ここは王城、ましてやウェル殿の母君の部屋に、ま、窓から侵入するなどという奇行……
なんと破廉恥な!!」
「……………………」
「まぁ」
他人事のように口元に手をあてるレイチェル。
ファングはといえば、沈痛そうな面持ちでこめかみを引き攣らせながら、
「~~……お、おい。ちっと待てイルク」
「?」
額を手でおさえたまま、半眼でイルクを見上げる。
「確かに俺は、どっちかっていやぁ年上の女の方が好みだがな……」
つい、と、切れ長の目が片方だけレイチェルを見遣り、
「俺は女の掌で転がされる趣味はねぇんだよ」
掌を上へ向け、何か転がすように揺らすジェスチャーをとる。
「……む、む???」
顔をくしゃりとさせて考え込むイルク。
「どうやらイルクには難し過ぎたようですね」
「ちッ」
「む?……???」
イルクはきょろきょろと周囲の顔を見回し、腕を組んで考え込む。
こほ、とちいさく咳払いを入れ、ウェルティクスはファングヘ問いかけた。
「――して、ここへは何故?
危険を冒してまで入り込む程の理由があったのではありませんか」
「その前に訊きてぇコトがある」
じろ、と、強い眼差しがウェルティクスを貫いた。
促すように首をこくんと揺すり、青年は男の言葉を待つ。
「ラグナ=フレイシスとクラリス=トラスフォードが処刑されたってのは本当か?」
「――な……ッ!?」
思わずよろめくウェルティクス。
代わりに質問に答えたのは、レイチェルだった。
「そういう報告を受けていますわ」
「……………………」
淡と告げる母に視線を向けたまま、細身の体躯が硬直する。
レイチェルは含んだ様子で一度頷き、こう続けた。
「しかし、二人の遺体は確認していません」
「!では……」
いっとき暗雲に支配された表情が、ふたたび光明を取り戻す。
「ソイツらは生きてんのか……く、くくくッ」
「……スペリオル……」
くつくつ喉で笑みを漏らすファングに、冷やかなイルクの視線が注がれていた。
(まさかその為だけに、このような場所へ来たのではあるまいな……?)
疑惑に眩暈を感じつつも、ウェルティクスやレイチェルから『来客』を引き離すイルク。
それから、ファングが二人の会話を邪魔せぬよう、その間に割り込み仁王立ちした。
「ラグナとクリスは……無実の罪を着せられ国外へ追放されたか、上手く逃げ出したと考えるべきでしょうね。
あの二人のこと、そうそう命をとらせはしないはず」
「そうですね……どうやら、捜し者が増えてしまったようです」
困ったように呟くが、その表情は明るい。
「捜し者?」
鸚鵡返しに尋ねるレイチェルに、ウェルティクスは再び顔を上げる。
「母上、ティフォン兄上の事なのですが」
「……………………」
「兄上は――信頼できる臣下の手引きにより、今も何処かで生きておられます」
しん、と。
場に一瞬の静寂がともった。
「ティフォンが……そう。
牢から忽然と消えたと聞いて驚きましたが、そういうことでしたの」
「母上。

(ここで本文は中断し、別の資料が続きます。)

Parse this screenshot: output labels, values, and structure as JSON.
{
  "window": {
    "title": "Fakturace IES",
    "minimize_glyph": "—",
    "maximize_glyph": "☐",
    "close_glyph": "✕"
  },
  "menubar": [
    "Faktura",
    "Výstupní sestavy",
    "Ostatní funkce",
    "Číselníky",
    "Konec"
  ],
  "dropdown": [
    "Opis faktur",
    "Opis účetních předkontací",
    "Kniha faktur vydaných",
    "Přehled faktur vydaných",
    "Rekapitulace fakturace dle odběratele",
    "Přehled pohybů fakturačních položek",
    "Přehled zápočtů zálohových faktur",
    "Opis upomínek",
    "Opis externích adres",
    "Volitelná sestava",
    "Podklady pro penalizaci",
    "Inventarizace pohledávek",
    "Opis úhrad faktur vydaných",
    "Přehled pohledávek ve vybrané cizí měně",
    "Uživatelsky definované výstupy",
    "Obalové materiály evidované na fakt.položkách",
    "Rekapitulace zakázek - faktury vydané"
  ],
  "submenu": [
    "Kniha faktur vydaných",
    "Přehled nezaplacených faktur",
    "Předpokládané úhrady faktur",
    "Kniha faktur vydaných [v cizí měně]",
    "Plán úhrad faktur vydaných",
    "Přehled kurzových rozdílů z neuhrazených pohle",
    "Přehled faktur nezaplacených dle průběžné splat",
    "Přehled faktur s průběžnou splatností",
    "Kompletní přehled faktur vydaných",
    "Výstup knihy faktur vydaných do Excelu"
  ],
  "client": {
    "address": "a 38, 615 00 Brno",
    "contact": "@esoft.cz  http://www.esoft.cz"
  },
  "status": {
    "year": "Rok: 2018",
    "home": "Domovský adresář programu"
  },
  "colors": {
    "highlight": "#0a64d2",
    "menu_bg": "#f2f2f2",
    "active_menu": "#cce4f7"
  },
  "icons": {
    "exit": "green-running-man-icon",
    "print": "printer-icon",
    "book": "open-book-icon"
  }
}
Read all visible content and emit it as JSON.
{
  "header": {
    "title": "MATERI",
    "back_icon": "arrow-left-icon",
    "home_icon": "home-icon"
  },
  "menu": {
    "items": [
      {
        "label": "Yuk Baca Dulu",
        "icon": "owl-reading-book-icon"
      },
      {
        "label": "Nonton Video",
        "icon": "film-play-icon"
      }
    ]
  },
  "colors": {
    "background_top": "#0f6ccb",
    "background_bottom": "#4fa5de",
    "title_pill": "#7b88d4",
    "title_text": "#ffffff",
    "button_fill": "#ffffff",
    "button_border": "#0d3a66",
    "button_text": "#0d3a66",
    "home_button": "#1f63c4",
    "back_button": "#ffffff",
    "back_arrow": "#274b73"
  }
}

兄上は無実です」
訴えるよう、畳みかける声。
「嫌疑のかけられた日、兄上はファティマ様の許に行っておられたのです」
「まあ。ティフォンも男の子ですわね」
口元に手を当てて、くすくすと笑うレイチェル。
それから穏やかな物腰を崩さぬまま、我が子を見つめた。
「ウェル、私は一度だってティフォンを疑ってはいません。
訓練中にうっかり刺殺したという話ならまだしも、毒殺など……
あの子にそんな回りくどい真似ができるはずありませんもの」
「……母子とは凄いものだな……」
以前ウェルティクスがこぼした言葉とまったく同じそれを口にするレイチェル。
二人をしげしげと眺め、イルクはやけに関心してしまった。
『?』
「い、いや、なんでも……」
同時に振り向き首を傾ける二人。イルクはついと視線を逸らした。
そんなイルクの様子に、やはり顔を見合わせ小首を傾げる母子。
「――捜しに行くのですね、ウェル」
レイチェルの物言いは、問いかけではなく確信を帯びていた。
「はい。兄上もですが、ラグナやクリスのことも気がかりです。
そして――今、フォーレーンで何が起きようとしているのかも」
ウェルの言葉に、ゆっくりと首肯するレイチェル。
何か言葉をかけようとしたのだろう、彼女が口を開きかけた刹那――
「悪いが、そろそろ時間切れみたいだぜ。
――このフロアの匂いが変わりやがった」
「スペリオル、それはどういう……?」
「王宮も安全とは言えないってコトだ。
……そうだろ?王国参謀さんよ」
「……………………」
沈黙。それがすべての答えだった。
「母上――」
「ウェル、行きなさい」
先程までの柔和な物腰は、声からも表情からも消えていた。
レイチェルは真っ直ぐにウェルティクスたちを見据え、凛然と告げる。
「貴方は、その眼で知らなくてはなりません。
――ここで起こっている、総てを」
「それは……」
「おい、悠長に話してる時間はねぇぞ。
ここを戦場にしたくなかったら、さっさと出ねぇとな」
先に扉へと手をかけ、肩越しに声を飛ばすファング。
そのようですね――と振り向かず返し、ウェルティクスは唇を噛んだ。
「……母上。
帰国の挨拶も儘ならぬ内に旅立つ無礼をお赦しください」
「次に戻ったときは、お茶会をしましょう。
ティフォンの大好きなスコーンをたくさん焼いて」
「……、はい。きっと兄上は喜ばれますね。母上の焼くスコーンが大好物ですから」
思い起こすのは、既に懐かしいものとなった光景。
焼き菓子が大好きなティフォンとラグナが、口をスコーンで一杯にして最後のひとつを奪い合って。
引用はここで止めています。